Przed Sądem Okręgowym w Warszawie zaczął się wczoraj proces Agory SA, wydawcy "Gazety Wyborczej" przeciwko posłowi Romanowi Giertychowi, liderowi LPR.
Sąd oddalił wniosek pełnomocnika Giertycha o odrzucenie pozwu cywilnego, jaki spółka skierowała przeciwko politykowi. Dlaczego? Zdaniem sądu są granice poselskiego immunitetu i Giertych je przekroczył. Immunitet nie może gwarantować bezkarności.
Agora pozwała Giertycha, b. członka komisji śledczej ds. PKN Orlen, w związku z jego wypowiedziami dla PAP i Radia Maryja w 2005 r. Poseł, powołując się na wiedzę, jaką nabył rzekomo w trakcie prac komisji śledczej, snuł hipotezy, jakoby Agora SA mogła być elementem jakiegoś "korupcyjnego obwodu" obejmującego także kancelarię prezydenta i firmy Jana Kulczyka.
Na posiedzeniu komisji Giertych żądał dokumentacji finansowej dotyczącej przychodów reklamowych Agory.
Na antenie Radia Maryja spekulował: "Pan Kwaśniewski załatwia panu Kulczykowi przejmowanie firm. Pan Kulczyk załatwia panu Michnikowi reklamę".
Agora domaga się przeprosin za to zniesławienie i 50 tys. zł na Zakład dla Niewidomych w Laskach.
Mec. Tomasz Połetek, pełnomocnik Romana Giertycha, wniósł o odrzucenia pozwu. Argumentował, że wypowiedzi dla mediów, w tym udział w audycjach radiowych, są związane z wykonywaniem mandatu posła, który jako członek komisji śledczej "miał prawo i wręcz obowiązek do bieżącego informowania o przebiegu jej prac". To oznacza, że sprawa nie może się toczyć, bo pozwanego chroni immunitet parlamentarny.
Przeciwnego zdania był pełnomocnik Agory mec. Piotr Rogowski. Uważa, że immunitet parlamentarny w tej sprawie nie ma zastosowania. - W sprawach cywilnych immunitet dotyczy bowiem jedynie działalności wchodzącej w zakres sprawowania mandatu poselskiego - mówił. - Posługiwanie się kłamstwem lub pomówieniem przeczy w ogóle obowiązkom poselskim i nie może podlegać ochronie - dodaje.

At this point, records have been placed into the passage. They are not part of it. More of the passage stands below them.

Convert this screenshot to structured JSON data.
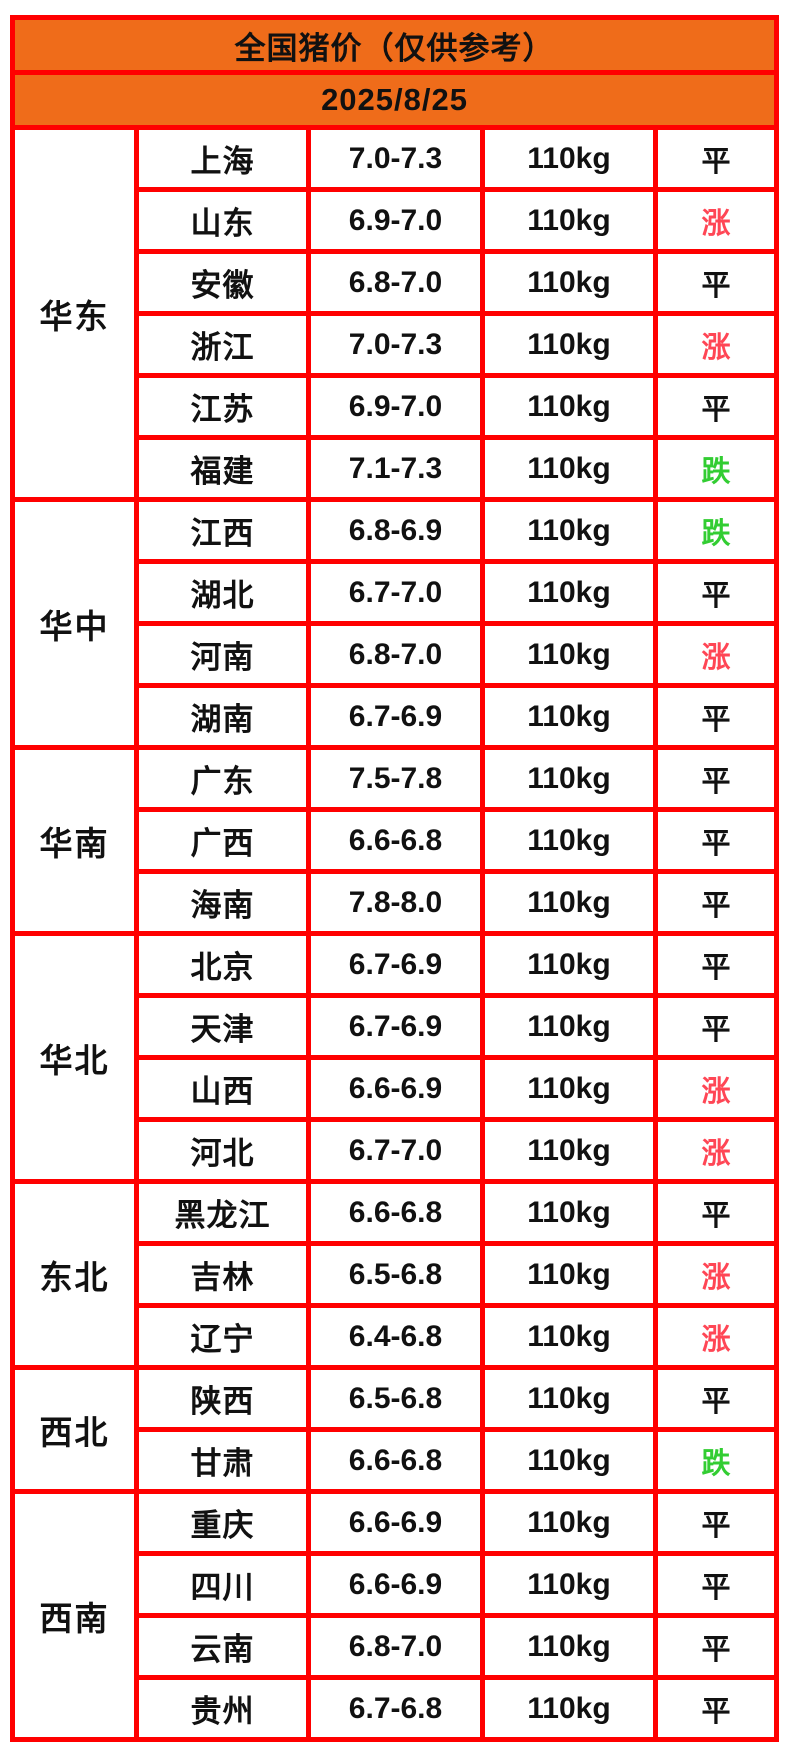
{
  "title": "全国猪价（仅供参考）",
  "date": "2025/8/25",
  "colors": {
    "header_bg": "#EF6C1A",
    "border": "#FF0000",
    "text": "#111111"
  },
  "trend_colors": {
    "平": "#111111",
    "涨": "#FF4655",
    "跌": "#32CD32"
  },
  "regions": [
    {
      "name": "华东",
      "rows": [
        {
          "province": "上海",
          "price": "7.0-7.3",
          "weight": "110kg",
          "status": "平"
        },
        {
          "province": "山东",
          "price": "6.9-7.0",
          "weight": "110kg",
          "status": "涨"
        },
        {
          "province": "安徽",
          "price": "6.8-7.0",
          "weight": "110kg",
          "status": "平"
        },
        {
          "province": "浙江",
          "price": "7.0-7.3",
          "weight": "110kg",
          "status": "涨"
        },
        {
          "province": "江苏",
          "price": "6.9-7.0",
          "weight": "110kg",
          "status": "平"
        },
        {
          "province": "福建",
          "price": "7.1-7.3",
          "weight": "110kg",
          "status": "跌"
        }
      ]
    },
    {
      "name": "华中",
      "rows": [
        {
          "province": "江西",
          "price": "6.8-6.9",
          "weight": "110kg",
          "status": "跌"
        },
        {
          "province": "湖北",
          "price": "6.7-7.0",
          "weight": "110kg",
          "status": "平"
        },
        {
          "province": "河南",
          "price": "6.8-7.0",
          "weight": "110kg",
          "status": "涨"
        },
        {
          "province": "湖南",
          "price": "6.7-6.9",
          "weight": "110kg",
          "status": "平"
        }
      ]
    },
    {
      "name": "华南",
      "rows": [
        {
          "province": "广东",
          "price": "7.5-7.8",
          "weight": "110kg",
          "status": "平"
        },
        {
          "province": "广西",
          "price": "6.6-6.8",
          "weight": "110kg",
          "status": "平"
        },
        {
          "province": "海南",
          "price": "7.8-8.0",
          "weight": "110kg",
          "status": "平"
        }
      ]
    },
    {
      "name": "华北",
      "rows": [
        {
          "province": "北京",
          "price": "6.7-6.9",
          "weight": "110kg",
          "status": "平"
        },
        {
          "province": "天津",
          "price": "6.7-6.9",
          "weight": "110kg",
          "status": "平"
        },
        {
          "province": "山西",
          "price": "6.6-6.9",
          "weight": "110kg",
          "status": "涨"
        },
        {
          "province": "河北",
          "price": "6.7-7.0",
          "weight": "110kg",
          "status": "涨"
        }
      ]
    },
    {
      "name": "东北",
      "rows": [
        {
          "province": "黑龙江",
          "price": "6.6-6.8",
          "weight": "110kg",
          "status": "平"
        },
        {
          "province": "吉林",
          "price": "6.5-6.8",
          "weight": "110kg",
          "status": "涨"
        },
        {
          "province": "辽宁",
          "price": "6.4-6.8",
          "weight": "110kg",
          "status": "涨"
        }
      ]
    },
    {
      "name": "西北",
      "rows": [
        {
          "province": "陕西",
          "price": "6.5-6.8",
          "weight": "110kg",
          "status": "平"
        },
        {
          "province": "甘肃",
          "price": "6.6-6.8",
          "weight": "110kg",
          "status": "跌"
        }
      ]
    },
    {
      "name": "西南",
      "rows": [
        {
          "province": "重庆",
          "price": "6.6-6.9",
          "weight": "110kg",
          "status": "平"
        },
        {
          "province": "四川",
          "price": "6.6-6.9",
          "weight": "110kg",
          "status": "平"
        },
        {
          "province": "云南",
          "price": "6.8-7.0",
          "weight": "110kg",
          "status": "平"
        },
        {
          "province": "贵州",
          "price": "6.7-6.8",
          "weight": "110kg",
          "status": "平"
        }
      ]
    }
  ],
  "chart_data": {
    "type": "table",
    "title": "全国猪价（仅供参考）",
    "date": "2025/8/25",
    "columns": [
      "region",
      "province",
      "price_range",
      "weight",
      "trend"
    ],
    "rows": [
      [
        "华东",
        "上海",
        "7.0-7.3",
        "110kg",
        "平"
      ],
      [
        "华东",
        "山东",
        "6.9-7.0",
        "110kg",
        "涨"
      ],
      [
        "华东",
        "安徽",
        "6.8-7.0",
        "110kg",
        "平"
      ],
      [
        "华东",
        "浙江",
        "7.0-7.3",
        "110kg",
        "涨"
      ],
      [
        "华东",
        "江苏",
        "6.9-7.0",
        "110kg",
        "平"
      ],
      [
        "华东",
        "福建",
        "7.1-7.3",
        "110kg",
        "跌"
      ],
      [
        "华中",
        "江西",
        "6.8-6.9",
        "110kg",
        "跌"
      ],
      [
        "华中",
        "湖北",
        "6.7-7.0",
        "110kg",
        "平"
      ],
      [
        "华中",
        "河南",
        "6.8-7.0",
        "110kg",
        "涨"
      ],
      [
        "华中",
        "湖南",
        "6.7-6.9",
        "110kg",
        "平"
      ],
      [
        "华南",
        "广东",
        "7.5-7.8",
        "110kg",
        "平"
      ],
      [
        "华南",
        "广西",
        "6.6-6.8",
        "110kg",
        "平"
      ],
      [
        "华南",
        "海南",
        "7.8-8.0",
        "110kg",
        "平"
      ],
      [
        "华北",
        "北京",
        "6.7-6.9",
        "110kg",
        "平"
      ],
      [
        "华北",
        "天津",
        "6.7-6.9",
        "110kg",
        "平"
      ],
      [
        "华北",
        "山西",
        "6.6-6.9",
        "110kg",
        "涨"
      ],
      [
        "华北",
        "河北",
        "6.7-7.0",
        "110kg",
        "涨"
      ],
      [
        "东北",
        "黑龙江",
        "6.6-6.8",
        "110kg",
        "平"
      ],
      [
        "东北",
        "吉林",
        "6.5-6.8",
        "110kg",
        "涨"
      ],
      [
        "东北",
        "辽宁",
        "6.4-6.8",
        "110kg",
        "涨"
      ],
      [
        "西北",
        "陕西",
        "6.5-6.8",
        "110kg",
        "平"
      ],
      [
        "西北",
        "甘肃",
        "6.6-6.8",
        "110kg",
        "跌"
      ],
      [
        "西南",
        "重庆",
        "6.6-6.9",
        "110kg",
        "平"
      ],
      [
        "西南",
        "四川",
        "6.6-6.9",
        "110kg",
        "平"
      ],
      [
        "西南",
        "云南",
        "6.8-7.0",
        "110kg",
        "平"
      ],
      [
        "西南",
        "贵州",
        "6.7-6.8",
        "110kg",
        "平"
      ]
    ]
  }
}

Sędzia Tomasz Jaskłowski przyznał rację pełnomocnikowi Agory. Oddalił wniosek o odrzucenie pozwu. Zdaniem sędziego immunitet poselski nie jest nieograniczony i nie ma zastosowania w tej sprawie.
Udzielanie wypowiedzi dla mediów - uznał sąd - nie jest niezbędne dla prawidłowego wykonywania mandatu poselskiego. Sąd zajął się też szczególną rolą posła - członka komisji śledczej. - Poseł będący członkiem komisji śledczej jest jak sędzia - usłyszeliśmy. I jak sędzia nie może wypowiadać się publicznie na temat rozpatrywanej przez siebie sprawy, w tym wyrażać opinii, wniosków na temat jej biegu, ustaleń, aż do końcowego raportu komisji.
- Mam nadzieję, że posłowie, potencjalni członkowie przyszłych komisji śledczych, wezmą sobie do serca to pouczenie niezawisłego sądu - uważa mec. Rogowski.
To zresztą nie pierwsze takie stanowisko warszawskiego sądu. Podobne pojawiło się w listopadzie w procesie Agory z Antonim Macierewiczem. Sąd, uznając Macierewicza winnym naruszenia dobrego imienia spółki, też zwrócił uwagę, że "pozwany, pełniąc funkcje publiczne zbliżone do zadań sędziego, w żadnym wypadku nie powinien był w trakcie prac komisji uczestniczyć w konferencjach prasowych i podawać do wiadomości publicznej informacji, które nie są przez komisję zweryfikowane".
Wczorajsze rozstrzygnięcie, tak jak i listopadowy wyrok, nie jest prawomocny.